Virginia Thornton: It's rare, at least in my world, where you're in a space and see nothing but women who look like you. But it makes me feel great when I can be my authentic self, especially on a tennis court. Just shedding all the weight of pretending to be anything else. You feel at home when you're around nothing but Black women. Even small things like seeing a young Black girl being okay with how God made them is amazing.
KS: [In] the Atlanta clinics we did, everyone was crying. It's just clear how desperately we need it. Connection is the key to a long life. So many of us — especially from the pandemic and working from home — are isolated. With every clinic, it's just fun to be there, and it just fills you up. I think people need hobbies. I think a lot of people, especially people in big cities, feel that way and were confronted with that during the pandemic.
xoN: How did sports play a role in helping you two find your voice and confidence both on and off the court?
VT: I think what people don't realize is that tennis is such a mental sport. You could be a 4.0 player and have a bad mental day, and you will play like you've never picked up a racquet before.

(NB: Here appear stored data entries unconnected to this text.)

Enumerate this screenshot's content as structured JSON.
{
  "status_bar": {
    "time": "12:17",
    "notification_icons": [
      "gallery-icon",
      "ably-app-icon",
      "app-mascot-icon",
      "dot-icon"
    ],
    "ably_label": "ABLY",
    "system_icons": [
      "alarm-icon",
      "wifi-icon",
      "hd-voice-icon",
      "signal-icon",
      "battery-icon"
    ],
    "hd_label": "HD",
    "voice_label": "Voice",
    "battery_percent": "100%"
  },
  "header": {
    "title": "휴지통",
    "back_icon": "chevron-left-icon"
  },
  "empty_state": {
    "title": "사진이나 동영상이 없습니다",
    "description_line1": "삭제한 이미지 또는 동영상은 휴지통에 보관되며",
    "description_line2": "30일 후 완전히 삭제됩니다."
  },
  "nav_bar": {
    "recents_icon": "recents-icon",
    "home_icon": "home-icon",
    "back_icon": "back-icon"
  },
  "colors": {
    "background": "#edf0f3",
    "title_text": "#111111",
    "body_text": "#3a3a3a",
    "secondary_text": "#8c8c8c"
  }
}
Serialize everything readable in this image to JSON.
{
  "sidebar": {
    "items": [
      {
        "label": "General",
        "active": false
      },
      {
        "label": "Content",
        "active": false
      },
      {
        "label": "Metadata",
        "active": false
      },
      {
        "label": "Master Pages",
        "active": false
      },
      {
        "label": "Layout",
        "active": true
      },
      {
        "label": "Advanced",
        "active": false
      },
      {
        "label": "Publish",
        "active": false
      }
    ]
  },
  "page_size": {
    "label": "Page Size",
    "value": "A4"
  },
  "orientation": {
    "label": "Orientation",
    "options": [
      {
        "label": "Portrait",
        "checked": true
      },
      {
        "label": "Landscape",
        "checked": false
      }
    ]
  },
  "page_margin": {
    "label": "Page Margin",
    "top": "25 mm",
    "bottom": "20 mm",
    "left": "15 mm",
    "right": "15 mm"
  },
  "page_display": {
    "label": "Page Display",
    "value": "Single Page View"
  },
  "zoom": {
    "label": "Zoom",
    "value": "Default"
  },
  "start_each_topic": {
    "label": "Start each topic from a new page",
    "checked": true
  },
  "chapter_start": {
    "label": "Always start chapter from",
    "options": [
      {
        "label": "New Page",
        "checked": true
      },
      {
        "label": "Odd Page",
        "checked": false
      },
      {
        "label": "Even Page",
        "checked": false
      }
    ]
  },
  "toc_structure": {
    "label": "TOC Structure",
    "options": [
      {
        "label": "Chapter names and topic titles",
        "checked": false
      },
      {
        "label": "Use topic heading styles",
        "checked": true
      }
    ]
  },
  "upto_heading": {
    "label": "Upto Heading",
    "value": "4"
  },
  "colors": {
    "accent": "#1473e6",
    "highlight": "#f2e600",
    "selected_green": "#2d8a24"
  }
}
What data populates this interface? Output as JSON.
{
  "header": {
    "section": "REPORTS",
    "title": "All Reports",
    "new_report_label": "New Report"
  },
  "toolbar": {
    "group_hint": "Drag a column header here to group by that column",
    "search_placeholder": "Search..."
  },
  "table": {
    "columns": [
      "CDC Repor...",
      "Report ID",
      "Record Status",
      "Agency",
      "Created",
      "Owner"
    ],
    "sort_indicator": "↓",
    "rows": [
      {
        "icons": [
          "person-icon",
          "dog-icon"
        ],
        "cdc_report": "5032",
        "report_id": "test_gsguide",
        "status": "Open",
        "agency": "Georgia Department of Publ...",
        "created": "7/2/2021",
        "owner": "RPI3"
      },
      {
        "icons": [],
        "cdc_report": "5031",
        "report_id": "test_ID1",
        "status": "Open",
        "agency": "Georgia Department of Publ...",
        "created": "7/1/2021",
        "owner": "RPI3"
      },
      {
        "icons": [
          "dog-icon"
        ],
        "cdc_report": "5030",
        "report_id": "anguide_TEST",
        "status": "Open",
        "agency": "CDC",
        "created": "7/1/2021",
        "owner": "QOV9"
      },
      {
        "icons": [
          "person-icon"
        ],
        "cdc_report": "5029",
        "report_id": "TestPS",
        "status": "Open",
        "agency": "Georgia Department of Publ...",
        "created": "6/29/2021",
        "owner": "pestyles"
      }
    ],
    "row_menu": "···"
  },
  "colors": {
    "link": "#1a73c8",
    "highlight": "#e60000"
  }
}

So, the mental piece is super important. For me, it's like ‘you against you,’ even though you are playing somebody.
If you're able to work through those mental pieces with yourself on the court, that will translate off the court. I had an issue on the court where I have a habit of saying, "Sorry," — I think a lot of Black women do, honestly. Then I realized that they wouldn't say sorry or they’d use my kindness as weakness. I've learned a lesson in that because everything translates on and off the court.
"If you're able to work through those mental pieces with yourself on the court, that will translate off the court."
KS: It's easy for me to do things that I'm good at, but it's not easy for me to do things that I'm not good at. Tennis is still challenging for me, but it pushes me. It’s a reality check for me; I know when things are aligned, and when they're not. It feels like a big metaphor for me because it's pushing me to do something that's uncomfortable and makes me work for myself more.
xoN: What do you hope the long-term impact of Black Girl Tennis Club will be?
VS: We want to have a space for people who might be workaholics or might be going through depression. It's always great to have a hobby, whether that's knitting, sewing, or what have you. For me and Kimberly, it’s about creating hobbies for Black women and girls but also knowing that it’s okay to not be amazing at it. You don't have to be amazing at tennis; you could hit around the court, and that's okay.
The next Serena or Venus might come from Black Girls Tennis Club.